Nowhere is this tension more evident than in the lives of black South Africans who attend private or Model C schools. For these children, the struggle is twofold. On one hand, they are being groomed for success, learning the tools of upward mobility in environments where whiteness and wealth are normalized. But on the other hand, they carry the weight of their families’ histories and expectations on their shoulders.
For many, attending a private school is seen as “making it”—but the reality is far more complex. In these spaces, black students often feel the need to assimilate, to adopt the speech, mannerisms, and values of their white peers. But no matter how well they assimilate, they are constantly reminded of their otherness—whether through the subtle exclusion of social circles or through the direct questioning of their presence in these privileged spaces.
This creates a deep psychological split. In school, they perform for acceptance, walking the fine line of being “black enough” to connect with their peers back home, but not so black that they draw attention to their difference at school. The result is an identity crisis, where neither space feels fully comfortable. Home is a reminder of the poverty they’re trying to leave behind, while school is a constant reminder that they’ll never quite belong in the world of the wealthy.
Ubuntu
At the center of this intricate web of expectations, classism, and self-hate lies the philosophy of ubuntu—"I am because we are." This deeply African concept teaches us that our identity is bound up in the well-being of others. It’s a beautiful idea, one that promises community and solidarity. But in a society as fractured as South Africa’s, ubuntu becomes a double-edged sword.

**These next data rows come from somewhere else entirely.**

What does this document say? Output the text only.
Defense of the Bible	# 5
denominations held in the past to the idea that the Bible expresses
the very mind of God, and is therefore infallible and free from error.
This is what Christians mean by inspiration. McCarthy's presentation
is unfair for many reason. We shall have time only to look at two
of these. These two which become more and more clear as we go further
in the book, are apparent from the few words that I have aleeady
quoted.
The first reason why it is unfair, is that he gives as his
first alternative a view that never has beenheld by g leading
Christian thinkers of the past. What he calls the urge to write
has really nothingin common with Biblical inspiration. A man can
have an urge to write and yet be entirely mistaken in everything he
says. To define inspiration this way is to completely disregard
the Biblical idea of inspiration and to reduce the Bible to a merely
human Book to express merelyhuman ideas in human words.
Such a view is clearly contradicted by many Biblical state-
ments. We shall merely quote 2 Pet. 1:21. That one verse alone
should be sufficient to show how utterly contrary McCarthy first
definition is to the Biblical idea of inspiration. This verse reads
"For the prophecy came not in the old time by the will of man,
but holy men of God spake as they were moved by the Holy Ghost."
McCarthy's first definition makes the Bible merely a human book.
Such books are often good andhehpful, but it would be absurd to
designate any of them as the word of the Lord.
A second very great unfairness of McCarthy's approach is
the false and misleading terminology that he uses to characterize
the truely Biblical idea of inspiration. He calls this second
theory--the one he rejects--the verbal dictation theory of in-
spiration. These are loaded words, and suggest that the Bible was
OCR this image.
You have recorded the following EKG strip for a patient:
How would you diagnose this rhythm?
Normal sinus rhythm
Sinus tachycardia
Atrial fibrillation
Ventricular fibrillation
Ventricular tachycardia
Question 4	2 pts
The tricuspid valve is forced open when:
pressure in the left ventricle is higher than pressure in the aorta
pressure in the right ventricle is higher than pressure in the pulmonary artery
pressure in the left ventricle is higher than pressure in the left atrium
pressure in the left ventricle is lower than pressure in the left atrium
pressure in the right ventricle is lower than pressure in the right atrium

On one side, it reminds us of our responsibility to one another, of the need to lift as we rise. But on the other side, it binds us to the very systems we are trying to escape. The pressure to give back, to support extended family, to never turn your back on where you came from—it can suffocate the individual spirit. And here’s the tragedy: the more we strive to succeed, the more we are expected to give back, and the more we feel trapped by the very community that raised us.
So, how do we thrive in this complex, contradictory society? The answer is not simple. Thriving in South Africa means learning to navigate the tension between self-preservation and communal obligation. It means confronting the uncomfortable truths about classism and self-hate, acknowledging the internalized narratives that keep us divided and ashamed. It means reimagining ubuntu not as a shackle, but as a source of strength—a way to uplift without being pulled down.
The beauty and tragedy of South African society are bound together. We are a people shaped by history, trauma, and resilience. Our family dynamics, our struggles and our navigation of elite spaces are all reflections of a deeper truth: that to thrive in this country, we must first confront the fractures within ourselves. Only by acknowledging the contradictions, embracing our imperfections, and redefining what success means in a collective context can we begin to heal—not just as individuals, but as a society.
"I am because we are, and since we are, therefore I am."